Let's see RDDs in action! Don't worry - these examples are designed to be crystal clear:
# 🚀 Creating your first RDD - like getting your delivery team ready!
from pyspark import SparkContext
# Start the Spark engine (hire your delivery manager)
sc = SparkContext("local", "Pizza Delivery App")
# Create an RDD from a list (your pizza orders)
pizza_orders = sc.parallelize([
"Margherita", "Pepperoni", "Hawaiian",
"Supreme", "Veggie", "BBQ Chicken"
])
print("📝 Total orders:", pizza_orders.count())
# Output: Total orders: 6
# 🔄 Transformation Example - Preparing special orders
# Add "Premium" to each pizza name (lazy operation)
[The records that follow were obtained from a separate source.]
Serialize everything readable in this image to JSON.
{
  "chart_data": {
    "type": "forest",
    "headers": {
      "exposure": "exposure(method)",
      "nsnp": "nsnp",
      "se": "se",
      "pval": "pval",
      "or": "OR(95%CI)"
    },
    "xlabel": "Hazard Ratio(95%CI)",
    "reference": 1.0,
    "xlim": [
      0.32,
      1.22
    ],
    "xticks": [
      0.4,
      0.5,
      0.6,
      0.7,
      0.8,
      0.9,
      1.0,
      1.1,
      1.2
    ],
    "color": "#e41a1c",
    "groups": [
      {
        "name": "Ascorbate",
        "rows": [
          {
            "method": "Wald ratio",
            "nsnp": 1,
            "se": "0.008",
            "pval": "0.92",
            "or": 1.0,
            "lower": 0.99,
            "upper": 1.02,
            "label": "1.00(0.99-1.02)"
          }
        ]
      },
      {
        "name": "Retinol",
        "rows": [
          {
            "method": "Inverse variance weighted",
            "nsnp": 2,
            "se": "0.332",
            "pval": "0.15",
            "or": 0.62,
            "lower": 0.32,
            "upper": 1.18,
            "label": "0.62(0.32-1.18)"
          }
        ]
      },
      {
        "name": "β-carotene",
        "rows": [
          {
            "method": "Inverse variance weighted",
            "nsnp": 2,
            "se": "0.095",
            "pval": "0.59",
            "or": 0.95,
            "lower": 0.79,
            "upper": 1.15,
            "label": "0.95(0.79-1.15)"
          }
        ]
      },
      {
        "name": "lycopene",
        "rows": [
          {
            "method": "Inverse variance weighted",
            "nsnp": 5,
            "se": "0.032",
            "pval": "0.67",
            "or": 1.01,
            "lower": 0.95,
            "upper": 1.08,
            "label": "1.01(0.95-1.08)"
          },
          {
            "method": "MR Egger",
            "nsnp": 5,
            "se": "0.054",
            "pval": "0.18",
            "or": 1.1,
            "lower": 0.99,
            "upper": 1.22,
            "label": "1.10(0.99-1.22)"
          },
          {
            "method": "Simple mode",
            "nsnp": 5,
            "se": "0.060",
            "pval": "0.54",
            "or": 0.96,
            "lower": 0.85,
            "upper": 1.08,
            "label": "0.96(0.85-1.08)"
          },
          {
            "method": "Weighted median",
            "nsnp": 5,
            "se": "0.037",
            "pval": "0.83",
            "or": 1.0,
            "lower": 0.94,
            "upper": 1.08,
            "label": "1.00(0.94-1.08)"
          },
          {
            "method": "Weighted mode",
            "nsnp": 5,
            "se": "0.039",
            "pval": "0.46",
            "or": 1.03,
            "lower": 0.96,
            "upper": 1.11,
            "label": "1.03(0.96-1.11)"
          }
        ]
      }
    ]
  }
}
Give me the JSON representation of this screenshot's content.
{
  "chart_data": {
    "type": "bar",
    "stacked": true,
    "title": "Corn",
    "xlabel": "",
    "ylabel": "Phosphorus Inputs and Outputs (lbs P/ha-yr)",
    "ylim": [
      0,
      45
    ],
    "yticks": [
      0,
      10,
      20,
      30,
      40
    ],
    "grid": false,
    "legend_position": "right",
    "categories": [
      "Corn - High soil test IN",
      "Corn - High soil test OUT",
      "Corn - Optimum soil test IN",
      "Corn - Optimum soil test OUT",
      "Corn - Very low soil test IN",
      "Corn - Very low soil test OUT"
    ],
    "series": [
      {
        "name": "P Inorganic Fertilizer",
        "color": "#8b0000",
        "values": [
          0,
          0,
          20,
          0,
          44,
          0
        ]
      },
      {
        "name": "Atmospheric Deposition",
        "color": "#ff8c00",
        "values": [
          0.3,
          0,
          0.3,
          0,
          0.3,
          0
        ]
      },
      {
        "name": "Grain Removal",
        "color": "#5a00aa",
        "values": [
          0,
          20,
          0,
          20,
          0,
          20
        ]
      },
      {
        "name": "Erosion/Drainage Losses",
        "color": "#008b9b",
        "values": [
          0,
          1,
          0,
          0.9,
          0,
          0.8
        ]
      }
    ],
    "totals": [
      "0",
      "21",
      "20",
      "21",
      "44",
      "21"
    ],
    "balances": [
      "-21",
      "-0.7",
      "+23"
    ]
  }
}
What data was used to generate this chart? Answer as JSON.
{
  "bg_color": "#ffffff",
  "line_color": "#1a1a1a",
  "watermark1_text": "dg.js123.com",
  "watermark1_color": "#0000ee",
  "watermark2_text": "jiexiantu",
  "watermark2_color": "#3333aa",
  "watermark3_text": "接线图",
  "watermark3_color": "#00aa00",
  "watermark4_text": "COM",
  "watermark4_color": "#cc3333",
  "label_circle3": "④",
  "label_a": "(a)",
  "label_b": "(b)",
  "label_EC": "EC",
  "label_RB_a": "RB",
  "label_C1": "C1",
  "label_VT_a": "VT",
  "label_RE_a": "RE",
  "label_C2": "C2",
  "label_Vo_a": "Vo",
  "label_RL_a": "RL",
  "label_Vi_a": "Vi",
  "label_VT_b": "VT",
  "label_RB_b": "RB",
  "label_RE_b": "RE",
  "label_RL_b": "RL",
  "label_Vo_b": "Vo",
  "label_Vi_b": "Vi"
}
premium_pizzas = pizza_orders.map(lambda pizza: f"Premium {pizza}")
# Filter only pizzas with "P" (still lazy!)
p_pizzas = premium_pizzas.filter(lambda pizza: pizza.startswith("Premium P"))
# 🚀 Action - Actually execute the plan!
result = p_pizzas.collect()
print("🍕 P-Pizzas:", result)
# Output: ['Premium Pepperoni']
🎯 What Just Happened? We created a plan (transformations) but Spark didn't do any work until we called collect()
(action). It's like planning your entire day but not getting out of bed until you absolutely have to!